For years and years, Windsor’s planners and policy makers had to focus their attention on negotiating blight, population loss, the hollowing out of the city’s urban core and emptying neighbourhoods.
That’s all changed. Even in the midst of the worst global pandemic in a century, Windsor’s housing prices were skyrocketing and new construction start announcements continued at a brisk pace.
With the end of the COVID-19 nightmare barely in sight, the City of Windsor is already experiencing unprecedented growth. It should be good news, but other challenges are now emerging — including a looming housing affordability crisis — and some are calling for a fundamental reevaluation of the pathway forward.
“Housing is a critical component, but it’s not just housing pressure, it’s how you want the city to grow,” said Ward 3 Coun. Rino Bortolin, who represents the downtown.
I’m scared about the widening gap between rich and poor
The real turnaround in Windsor’s fortunes began in the middle of the last decade, when Alberta’s massive oil sands projects took a major global hit and many of this city’s economic expats began returning home. Windsor also opened its arms at the time to a sizeable number of refugees fleeing the civil war in Syria, with an estimated 2,000 members of that community eventually finding their way here.
But the real change came when the University of Windsor and St. Clair College began heavily recruiting for new students from abroad, with thousands heeding the call. Part of the attraction were federal programs offered by the Harper and Trudeau governments that permitted foreign students to remain in Canada after graduation to work and, better yet, to create new jobs.
“Since 2015 it’s, ‘Wow, now we’re growing very quickly. How do we manage this growth?'” said Mike Moffatt, an economist who has been keeping tabs on Windsor’s turnaround. He said the exodus of families from the Greater Toronto Area due to exploding housing prices there has had an impact on cities as far away as London but has not been a significant factor in Windsor’s recent growth.

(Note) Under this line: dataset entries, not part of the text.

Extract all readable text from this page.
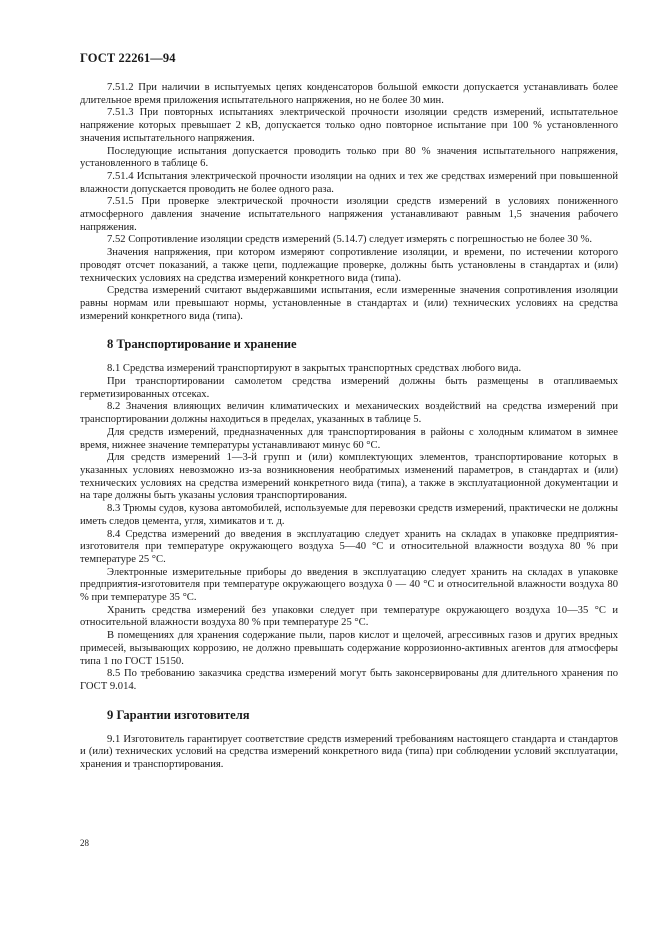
ГОСТ 22261—94

7.51.2 При наличии в испытуемых цепях конденсаторов большой емкости допускается устанавливать более длительное время приложения испытательного напряжения, но не более 30 мин.

7.51.3 При повторных испытаниях электрической прочности изоляции средств измерений, испытательное напряжение которых превышает 2 кВ, допускается только одно повторное испытание при 100 % установленного значения испытательного напряжения.

Последующие испытания допускается проводить только при 80 % значения испытательного напряжения, установленного в таблице 6.

7.51.4 Испытания электрической прочности изоляции на одних и тех же средствах измерений при повышенной влажности допускается проводить не более одного раза.

7.51.5 При проверке электрической прочности изоляции средств измерений в условиях пониженного атмосферного давления значение испытательного напряжения устанавливают равным 1,5 значения рабочего напряжения.

7.52 Сопротивление изоляции средств измерений (5.14.7) следует измерять с погрешностью не более 30 %.

Значения напряжения, при котором измеряют сопротивление изоляции, и времени, по истечении которого проводят отсчет показаний, а также цепи, подлежащие проверке, должны быть установлены в стандартах и (или) технических условиях на средства измерений конкретного вида (типа).

Средства измерений считают выдержавшими испытания, если измеренные значения сопротивления изоляции равны нормам или превышают нормы, установленные в стандартах и (или) технических условиях на средства измерений конкретного вида (типа).

8 Транспортирование и хранение

8.1 Средства измерений транспортируют в закрытых транспортных средствах любого вида.

При транспортировании самолетом средства измерений должны быть размещены в отапливаемых герметизированных отсеках.

8.2 Значения влияющих величин климатических и механических воздействий на средства измерений при транспортировании должны находиться в пределах, указанных в таблице 5.

Для средств измерений, предназначенных для транспортирования в районы с холодным климатом в зимнее время, нижнее значение температуры устанавливают минус 60 °С.

Для средств измерений 1—3-й групп и (или) комплектующих элементов, транспортирование которых в указанных условиях невозможно из-за возникновения необратимых изменений параметров, в стандартах и (или) технических условиях на средства измерений конкретного вида (типа), а также в эксплуатационной документации и на таре должны быть указаны условия транспортирования.

8.3 Трюмы судов, кузова автомобилей, используемые для перевозки средств измерений, практически не должны иметь следов цемента, угля, химикатов и т. д.

8.4 Средства измерений до введения в эксплуатацию следует хранить на складах в упаковке предприятия-изготовителя при температуре окружающего воздуха 5—40 °С и относительной влажности воздуха 80 % при температуре 25 °С.

Электронные измерительные приборы до введения в эксплуатацию следует хранить на складах в упаковке предприятия-изготовителя при температуре окружающего воздуха 0 — 40 °С и относительной влажности воздуха 80 % при температуре 35 °С.

Хранить средства измерений без упаковки следует при температуре окружающего воздуха 10—35 °С и относительной влажности воздуха 80 % при температуре 25 °С.

В помещениях для хранения содержание пыли, паров кислот и щелочей, агрессивных газов и других вредных примесей, вызывающих коррозию, не должно превышать содержание коррозионно-активных агентов для атмосферы типа 1 по ГОСТ 15150.

8.5 По требованию заказчика средства измерений могут быть законсервированы для длительного хранения по ГОСТ 9.014.

9 Гарантии изготовителя

9.1 Изготовитель гарантирует соответствие средств измерений требованиям настоящего стандарта и стандартов и (или) технических условий на средства измерений конкретного вида (типа) при соблюдении условий эксплуатации, хранения и транспортирования.

28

Moffatt, who teaches business at the University of Western Ontario in London and is a senior director at the Ottawa-based Smart Prosperity Institute, said having thousands of bright foreign students arrive in Windsor each year, and then seeing many of them decide to stay after graduation, is a big positive for the local economy.
“Having a lot of really young, really talented people wanting to start businesses — I think it’s a great thing,” he said.
“But you have to plan for that.”
For example, where do you house thousands of new students flooding into a mid-sized city each fall?
Moffatt, who works with London and other cities in addressing growth issues, is the featured speaker at an Aug. 4 event in downtown Windsor that will see a panel of local policy makers discuss housing policy. Bortolin will be joined by Lori Atkinson, regional manager at Libro Credit Union, Eric Hill, executive director of Can Am Urban Native Homes of Windsor, Ami Patel, chief financial officer of Windsor Essex Community Housing Corporation, and Hugo Vega, a YMCA regional manager of settlement services.
“The last five years, things have shot off like crazy — Windsor is becoming quite a different place,” said moderator Melinda Munro of event co-host Munro Strategic Perspective. “Mike has some unique insights,” she said of Moffatt.
Tickets are $25 each on the Eventbrite website and include a drink, snacks and a seat at one of the tables being set up on the patios of Maiden Lane Wine & Spirits and A Dog’s Breakfast. The discussion runs from 6 to 7 p.m.
Despite the rapidly rising cost of local homeownership, Bortolin said owning property remains attainable for most people living here with decent-paying jobs. “Windsor is still affordable, but it’s on track to not be.”
“Outside investment is good … but you don’t want to lose control of your community,” he said, adding his big concern is for young people and Windsorites who are being rapidly priced out of the market. “I’m scared about the widening gap between rich and poor.”
The flow of new residents seeking their way to Windsor — reversing decades of slow growth and even periods of population decline — is “not likely to stop,” said Moffatt, who doesn’t see the current local trend reversing itself anytime soon. Housing demand drove up prices, he said, and that activity attracted investors which is driving those prices up even further.
The answer, Moffatt said, is to “build, build, build” and increase supply. And that’s where new planning policy and regulations need to come in to direct the growth so it doesn’t mean gobbling up farms, forests and wetlands and forcing people into long commutes for work.
Urban intensification, which will likely trigger neighbourhood opposition, is one route to take, said Moffatt. “If you don’t, you’re probably looking at continued sprawl — we’re losing 175 acres of farmland a day in Ontario.”
The path forward is about “having the community come together, recognize the challenges and come up with creative solutions,” said Moffatt.
London’s city council, for example, unanimously approved establishment, during the worst of COVID-19 last year, of a London Community Recovery Network, made up of 35 representatives from government, neighbourhoods, industry, business, academia and social organizations. With timelines and a reporting deadline, the group will provide suggestions and answers in the fall to the question: “What does success look like coming out of the pandemic?”